Deford immediately set out to get what was referred to by Bill Simmons as a "murderer's row" of sportswriters to join The National. Deford said that hiring Atlanta Journal-Constitution sports editor Van McKenzie away from the paper was the "best thing he did" and was the linchpin for getting many of the writers who eventually signed up to write for The National interested. Once McKenzie was hired, he brought his auto racing writer Ed Hinton and investigative reporter and NFL analyst Chris Mortensen with him. Norman Chad, who was writing for The Washington Post at the time, was hired, as was New York Daily News writer Mike Lupica, Rocky Mountain News writer Jay Mariotti, Wrestling Observer Newsletter writer Dave Meltzer, The Dallas Morning News writer Ivan Maisel, The Boston Globe writer Leigh Montville, and various others.
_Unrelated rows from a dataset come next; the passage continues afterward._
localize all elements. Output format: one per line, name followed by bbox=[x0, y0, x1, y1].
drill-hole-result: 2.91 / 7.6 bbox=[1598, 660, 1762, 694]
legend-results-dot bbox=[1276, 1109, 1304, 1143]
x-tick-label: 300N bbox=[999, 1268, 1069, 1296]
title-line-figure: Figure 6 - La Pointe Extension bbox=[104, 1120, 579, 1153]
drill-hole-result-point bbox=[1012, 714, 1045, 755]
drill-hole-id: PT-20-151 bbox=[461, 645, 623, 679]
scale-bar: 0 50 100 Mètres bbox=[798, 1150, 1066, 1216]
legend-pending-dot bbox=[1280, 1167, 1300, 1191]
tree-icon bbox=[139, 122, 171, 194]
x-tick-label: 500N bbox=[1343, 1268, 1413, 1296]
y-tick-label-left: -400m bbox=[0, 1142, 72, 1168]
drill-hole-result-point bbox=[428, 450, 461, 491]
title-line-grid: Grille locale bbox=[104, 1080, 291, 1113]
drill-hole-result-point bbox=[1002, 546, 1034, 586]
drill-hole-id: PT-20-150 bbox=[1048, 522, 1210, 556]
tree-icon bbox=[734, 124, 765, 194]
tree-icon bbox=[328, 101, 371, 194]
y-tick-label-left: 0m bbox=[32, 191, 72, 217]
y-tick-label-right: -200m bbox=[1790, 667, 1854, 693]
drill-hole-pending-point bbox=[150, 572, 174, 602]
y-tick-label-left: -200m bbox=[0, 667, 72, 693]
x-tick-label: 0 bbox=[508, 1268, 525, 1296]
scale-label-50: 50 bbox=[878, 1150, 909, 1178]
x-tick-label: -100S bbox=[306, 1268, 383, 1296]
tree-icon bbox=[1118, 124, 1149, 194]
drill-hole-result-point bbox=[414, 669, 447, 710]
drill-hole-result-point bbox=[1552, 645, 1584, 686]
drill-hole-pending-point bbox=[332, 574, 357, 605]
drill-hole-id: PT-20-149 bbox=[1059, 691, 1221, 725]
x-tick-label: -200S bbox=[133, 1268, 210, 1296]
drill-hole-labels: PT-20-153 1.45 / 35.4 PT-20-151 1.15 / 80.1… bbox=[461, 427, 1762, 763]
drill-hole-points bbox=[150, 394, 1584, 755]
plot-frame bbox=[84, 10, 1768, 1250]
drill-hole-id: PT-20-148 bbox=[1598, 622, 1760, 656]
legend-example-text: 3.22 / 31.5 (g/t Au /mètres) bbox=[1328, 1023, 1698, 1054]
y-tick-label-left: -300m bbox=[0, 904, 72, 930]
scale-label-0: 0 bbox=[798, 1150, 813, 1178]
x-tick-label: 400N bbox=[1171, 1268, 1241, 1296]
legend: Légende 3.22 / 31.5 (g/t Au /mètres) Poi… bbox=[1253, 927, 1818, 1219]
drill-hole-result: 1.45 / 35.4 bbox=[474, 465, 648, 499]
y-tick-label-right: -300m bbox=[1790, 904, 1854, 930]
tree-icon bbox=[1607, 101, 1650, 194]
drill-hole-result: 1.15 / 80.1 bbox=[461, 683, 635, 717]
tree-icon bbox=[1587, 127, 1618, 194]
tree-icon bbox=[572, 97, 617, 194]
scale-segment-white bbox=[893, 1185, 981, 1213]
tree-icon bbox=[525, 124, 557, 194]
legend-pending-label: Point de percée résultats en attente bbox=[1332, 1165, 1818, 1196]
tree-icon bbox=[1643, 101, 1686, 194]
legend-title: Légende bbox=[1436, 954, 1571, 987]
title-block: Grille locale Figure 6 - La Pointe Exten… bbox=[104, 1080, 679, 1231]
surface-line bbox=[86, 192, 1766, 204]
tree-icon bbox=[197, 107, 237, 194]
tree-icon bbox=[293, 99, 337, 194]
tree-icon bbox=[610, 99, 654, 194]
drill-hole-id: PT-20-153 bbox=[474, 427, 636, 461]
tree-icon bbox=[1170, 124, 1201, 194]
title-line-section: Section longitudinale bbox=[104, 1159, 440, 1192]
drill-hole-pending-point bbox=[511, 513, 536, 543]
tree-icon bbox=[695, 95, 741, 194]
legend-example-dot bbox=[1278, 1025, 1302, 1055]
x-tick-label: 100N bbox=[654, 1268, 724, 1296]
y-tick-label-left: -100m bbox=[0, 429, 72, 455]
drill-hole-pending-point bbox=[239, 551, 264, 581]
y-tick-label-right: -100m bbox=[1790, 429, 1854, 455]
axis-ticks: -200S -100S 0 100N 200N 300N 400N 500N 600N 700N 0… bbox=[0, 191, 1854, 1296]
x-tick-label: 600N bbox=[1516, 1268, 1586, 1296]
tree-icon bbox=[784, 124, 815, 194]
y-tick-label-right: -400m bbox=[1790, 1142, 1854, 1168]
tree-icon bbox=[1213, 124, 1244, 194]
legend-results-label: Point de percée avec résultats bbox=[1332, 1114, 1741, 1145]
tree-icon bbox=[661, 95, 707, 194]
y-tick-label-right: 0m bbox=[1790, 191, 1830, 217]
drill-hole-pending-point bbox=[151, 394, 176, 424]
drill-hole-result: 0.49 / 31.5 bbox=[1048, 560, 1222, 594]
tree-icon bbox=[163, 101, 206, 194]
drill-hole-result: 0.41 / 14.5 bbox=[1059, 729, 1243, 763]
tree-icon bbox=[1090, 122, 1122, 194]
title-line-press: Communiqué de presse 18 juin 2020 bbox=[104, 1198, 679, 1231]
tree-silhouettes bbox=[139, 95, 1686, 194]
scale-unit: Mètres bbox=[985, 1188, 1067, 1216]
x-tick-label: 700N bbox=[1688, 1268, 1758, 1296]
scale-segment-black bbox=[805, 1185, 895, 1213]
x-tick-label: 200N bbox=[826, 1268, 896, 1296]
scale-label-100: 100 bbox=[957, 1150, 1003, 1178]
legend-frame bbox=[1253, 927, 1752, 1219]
Tony Kornheiser considered taking a job with the National but decided to stay at The Washington Post.

===Problems===
The National used The Wall Street Journals printing and distribution network to publish separate editions in each time zone. However, this did not help matters. Problems arose almost from day one, as The National was not as widely circulated as expected. For the first few months, where the paper was being rolled out on a market-to-market basis, there was an expected circulation of 250,000 copies a day, eventually hoping to rise to 1,000,000 copies by 2001. The National also did not generate much in the way of advertising revenue as the publishers were unable to secure companies that were able (or willing) to purchase ad space. Furthermore, readers of The National could only receive the paper by purchasing it at retail outlets like newsstands and bookstores or in street boxes; the paper attempted to offer a home delivery subscription service but could not work out the logistics, and editor-in-chief Frank Deford noted that he had to cancel his own potential subscription account when everyone else on his street did.

Timing also proved a concern. The Wall Street Journal facilities would often have deliveries leave the distributors at such an early time that The National was often unable to meet deadlines for game results. Another problem this created was inconsistency, as some cities that sold The National in street boxes often saw these boxes left empty. To top it off, major market papers refused to allow The National to run advertising in their publications and some sportswriters at competing local papers resorted to attacking the street boxes with baseball bats.

==The end==
As the year went on, the financial state of The National worsened, to the point where the paper had tens of millions of dollars cut from its budget as 1991 began. The cover price was increased by a quarter as well, which caused the already low circulation to decline further as readers were even less willing to spend 75 cents to receive national sports news that they could find in their local publications, or the nationally distributed USA Today by comparison, for 50 cents or even less.

Despite a last-ditch effort to start an online distribution through Compuserve, the declining circulation was enough for The National to announce it was ceasing publication. On June 13, 1991, The National put out its final issue with its front cover reading "We Had A Ball: The fat lady sings our song."